Ablation Study Highlights¶
- Hybrid distillation > VSD alone > consistency distillation alone.
- Latent reward fine-tuning yields further VBench score improvements.
- Advantages of latent reward: memory-efficient and does not require reward differentiability.
Highlights & Insights¶
- Distilled Student Surpasses Teacher: 4-step generation exceeds 50-step sampling quality—an achievement analogous to what SANA-Sprint demonstrated in the image domain, now extended to video.
- 278.6× Speedup with 1-step generation makes real-time video generation a tangible prospect.
- Latent Reward Fine-tuning is a practically motivated innovation—requires no reward differentiability, is memory-friendly, and can target arbitrary quality dimensions.
- 10-Second Video Validation is substantially longer than most comparable works, closer to real-world application requirements.
- From Adobe Research, with a strong application-oriented focus.
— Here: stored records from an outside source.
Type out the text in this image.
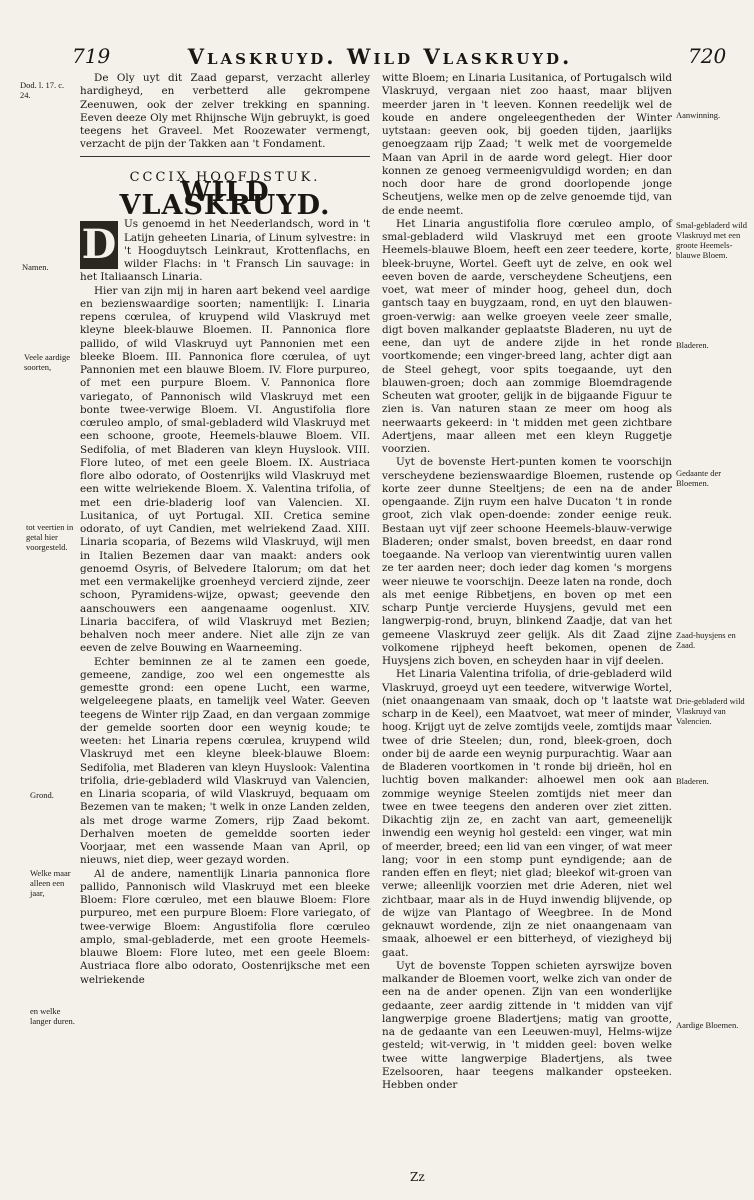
719	Vlaskruyd. Wild Vlaskruyd.	720
Dod. l. 17. c. 24.
Namen.
Veele aardige soorten,
tot veertien in getal hier voorgesteld.
Grond.
Welke maar alleen een jaar,
en welke langer duren.
Aanwinning.
Smal-gebladerd wild Vlaskruyd met een groote Heemels-blauwe Bloem.
Bladeren.
Gedaante der Bloemen.
Zaad-huysjens en Zaad.
Drie-gebladerd wild Vlaskruyd van Valencien.
Bladeren.
Aardige Bloemen.

De Oly uyt dit Zaad geparst, verzacht allerley hardigheyd, en verbetterd alle gekrompene Zeenuwen, ook der zelver trekking en spanning. Eeven deeze Oly met Rhijnsche Wijn gebruykt, is goed teegens het Graveel. Met Roozewater vermengt, verzacht de pijn der Takken aan 't Fondament.

CCCIX HOOFDSTUK.
WILD VLASKRUYD.

D Us genoemd in het Neederlandsch, word in 't Latijn geheeten Linaria, of Linum sylvestre: in 't Hoogduytsch Leinkraut, Krottenflachs, en wilder Flachs: in 't Fransch Lin sauvage: in het Italiaansch Linaria.

Hier van zijn mij in haren aart bekend veel aardige en bezienswaardige soorten; namentlijk: I. Linaria repens cœrulea, of kruypend wild Vlaskruyd met kleyne bleek-blauwe Bloemen. II. Pannonica flore pallido, of wild Vlaskruyd uyt Pannonien met een bleeke Bloem. III. Pannonica flore cœrulea, of uyt Pannonien met een blauwe Bloem. IV. Flore purpureo, of met een purpure Bloem. V. Pannonica flore variegato, of Pannonisch wild Vlaskruyd met een bonte twee-verwige Bloem. VI. Angustifolia flore cœruleo amplo, of smal-gebladerd wild Vlaskruyd met een schoone, groote, Heemels-blauwe Bloem. VII. Sedifolia, of met Bladeren van kleyn Huyslook. VIII. Flore luteo, of met een geele Bloem. IX. Austriaca flore albo odorato, of Oostenrijks wild Vlaskruyd met een witte welriekende Bloem. X. Valentina trifolia, of met een drie-bladerig loof van Valencien. XI. Lusitanica, of uyt Portugal. XII. Cretica semine odorato, of uyt Candien, met welriekend Zaad. XIII. Linaria scoparia, of Bezems wild Vlaskruyd, wijl men in Italien Bezemen daar van maakt: anders ook genoemd Osyris, of Belvedere Italorum; om dat het met een vermakelijke groenheyd vercierd zijnde, zeer schoon, Pyramidens-wijze, opwast; geevende den aanschouwers een aangenaame oogenlust. XIV. Linaria baccifera, of wild Vlaskruyd met Bezien; behalven noch meer andere. Niet alle zijn ze van eeven de zelve Bouwing en Waarneeming.

Echter beminnen ze al te zamen een goede, gemeene, zandige, zoo wel een ongemestte als gemestte grond: een opene Lucht, een warme, welgeleegene plaats, en tamelijk veel Water. Geeven teegens de Winter rijp Zaad, en dan vergaan zommige der gemelde soorten door een weynig koude; te weeten: het Linaria repens cœrulea, kruypend wild Vlaskruyd met een kleyne bleek-blauwe Bloem: Sedifolia, met Bladeren van kleyn Huyslook: Valentina trifolia, drie-gebladerd wild Vlaskruyd van Valencien, en Linaria scoparia, of wild Vlaskruyd, bequaam om Bezemen van te maken; 't welk in onze Landen zelden, als met droge warme Zomers, rijp Zaad bekomt. Derhalven moeten de gemeldde soorten ieder Voorjaar, met een wassende Maan van April, op nieuws, niet diep, weer gezayd worden.

Al de andere, namentlijk Linaria pannonica flore pallido, Pannonisch wild Vlaskruyd met een bleeke Bloem: Flore cœruleo, met een blauwe Bloem: Flore purpureo, met een purpure Bloem: Flore variegato, of twee-verwige Bloem: Angustifolia flore cœruleo amplo, smal-gebladerde, met een groote Heemels-blauwe Bloem: Flore luteo, met een geele Bloem: Austriaca flore albo odorato, Oostenrijksche met een welriekende

witte Bloem; en Linaria Lusitanica, of Portugalsch wild Vlaskruyd, vergaan niet zoo haast, maar blijven meerder jaren in 't leeven. Konnen reedelijk wel de koude en andere ongeleegentheden der Winter uytstaan: geeven ook, bij goeden tijden, jaarlijks genoegzaam rijp Zaad; 't welk met de voorgemelde Maan van April in de aarde word gelegt. Hier door konnen ze genoeg vermeenigvuldigd worden; en dan noch door hare de grond doorlopende jonge Scheutjens, welke men op de zelve genoemde tijd, van de ende neemt.

Het Linaria angustifolia flore cœruleo amplo, of smal-gebladerd wild Vlaskruyd met een groote Heemels-blauwe Bloem, heeft een zeer teedere, korte, bleek-bruyne, Wortel. Geeft uyt de zelve, en ook wel eeven boven de aarde, verscheydene Scheutjens, een voet, wat meer of minder hoog, geheel dun, doch gantsch taay en buygzaam, rond, en uyt den blauwen-groen-verwig: aan welke groeyen veele zeer smalle, digt boven malkander geplaatste Bladeren, nu uyt de eene, dan uyt de andere zijde in het ronde voortkomende; een vinger-breed lang, achter digt aan de Steel gehegt, voor spits toegaande, uyt den blauwen-groen; doch aan zommige Bloemdragende Scheuten wat grooter, gelijk in de bijgaande Figuur te zien is. Van naturen staan ze meer om hoog als neerwaarts gekeerd: in 't midden met geen zichtbare Adertjens, maar alleen met een kleyn Ruggetje voorzien.

Uyt de bovenste Hert-punten komen te voorschijn verscheydene bezienswaardige Bloemen, rustende op korte zeer dunne Steeltjens; de een na de ander opengaande. Zijn ruym een halve Ducaton 't in ronde groot, zich vlak open-doende: zonder eenige reuk. Bestaan uyt vijf zeer schoone Heemels-blauw-verwige Bladeren; onder smalst, boven breedst, en daar rond toegaande. Na verloop van vierentwintig uuren vallen ze ter aarden neer; doch ieder dag komen 's morgens weer nieuwe te voorschijn. Deeze laten na ronde, doch als met eenige Ribbetjens, en boven op met een scharp Puntje vercierde Huysjens, gevuld met een langwerpig-rond, bruyn, blinkend Zaadje, dat van het gemeene Vlaskruyd zeer gelijk. Als dit Zaad zijne volkomene rijpheyd heeft bekomen, openen de Huysjens zich boven, en scheyden haar in vijf deelen.

Het Linaria Valentina trifolia, of drie-gebladerd wild Vlaskruyd, groeyd uyt een teedere, witverwige Wortel, (niet onaangenaam van smaak, doch op 't laatste wat scharp in de Keel), een Maatvoet, wat meer of minder, hoog. Krijgt uyt de zelve zomtijds veele, zomtijds maar twee of drie Steelen; dun, rond, bleek-groen, doch onder bij de aarde een weynig purpurachtig. Waar aan de Bladeren voortkomen in 't ronde bij drieën, hol en luchtig boven malkander: alhoewel men ook aan zommige weynige Steelen zomtijds niet meer dan twee en twee teegens den anderen over ziet zitten. Dikachtig zijn ze, en zacht van aart, gemeenelijk inwendig een weynig hol gesteld: een vinger, wat min of meerder, breed; een lid van een vinger, of wat meer lang; voor in een stomp punt eyndigende; aan de randen effen en fleyt; niet glad; bleekof wit-groen van verwe; alleenlijk voorzien met drie Aderen, niet wel zichtbaar, maar als in de Huyd inwendig blijvende, op de wijze van Plantago of Weegbree. In de Mond geknauwt wordende, zijn ze niet onaangenaam van smaak, alhoewel er een bitterheyd, of viezigheyd bij gaat.

Uyt de bovenste Toppen schieten ayrswijze boven malkander de Bloemen voort, welke zich van onder de een na de ander openen. Zijn van een wonderlijke gedaante, zeer aardig zittende in 't midden van vijf langwerpige groene Bladertjens; matig van grootte, na de gedaante van een Leeuwen-muyl, Helms-wijze gesteld; wit-verwig, in 't midden geel: boven welke twee witte langwerpige Bladertjens, als twee Ezelsooren, haar teegens malkander opsteeken. Hebben onder

Zz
Limitations & Future Work¶
- Code and model weights are not released.
- VBench as the sole evaluation metric has known limitations and may not fully reflect human preference.
- Training costs of the distillation procedure are not reported in detail.
- No comparison with recent open-source models such as CogVideoX or Wan.
Related Work & Insights¶
- vs. SANA-Sprint: SANA-Sprint uses sCM+LADD for 1-step image generation; DOLLAR applies VSD+consistency distillation to video—both adopt hybrid distillation paradigms across different domains.
- vs. T2V-Turbo: T2V-Turbo also performs video step distillation; DOLLAR reports superior VBench performance.
- vs. AnimateLCM: AnimateLCM accelerates video generation via LCM; DOLLAR's hybrid scheme is more advanced.
- Insight: The latent reward fine-tuning paradigm can be combined with VACE for targeted editing quality improvement in unified video editing frameworks; DOLLAR's distillation approach may also be applicable to Dita's action diffusion denoising to accelerate robot control response.
Rating¶
- Novelty: ⭐⭐⭐⭐ — VSD+consistency hybrid distillation is a novel application in the video domain; latent reward fine-tuning is practically motivated.
- Experimental Thoroughness: ⭐⭐⭐⭐ — Comprehensive VBench evaluation, human study, and 10-second long-video testing.
- Writing Quality: ⭐⭐⭐⭐ — Method presentation is clear.
- Value: ⭐⭐⭐⭐ — A significant advance in video diffusion model acceleration, approaching real-time video generation.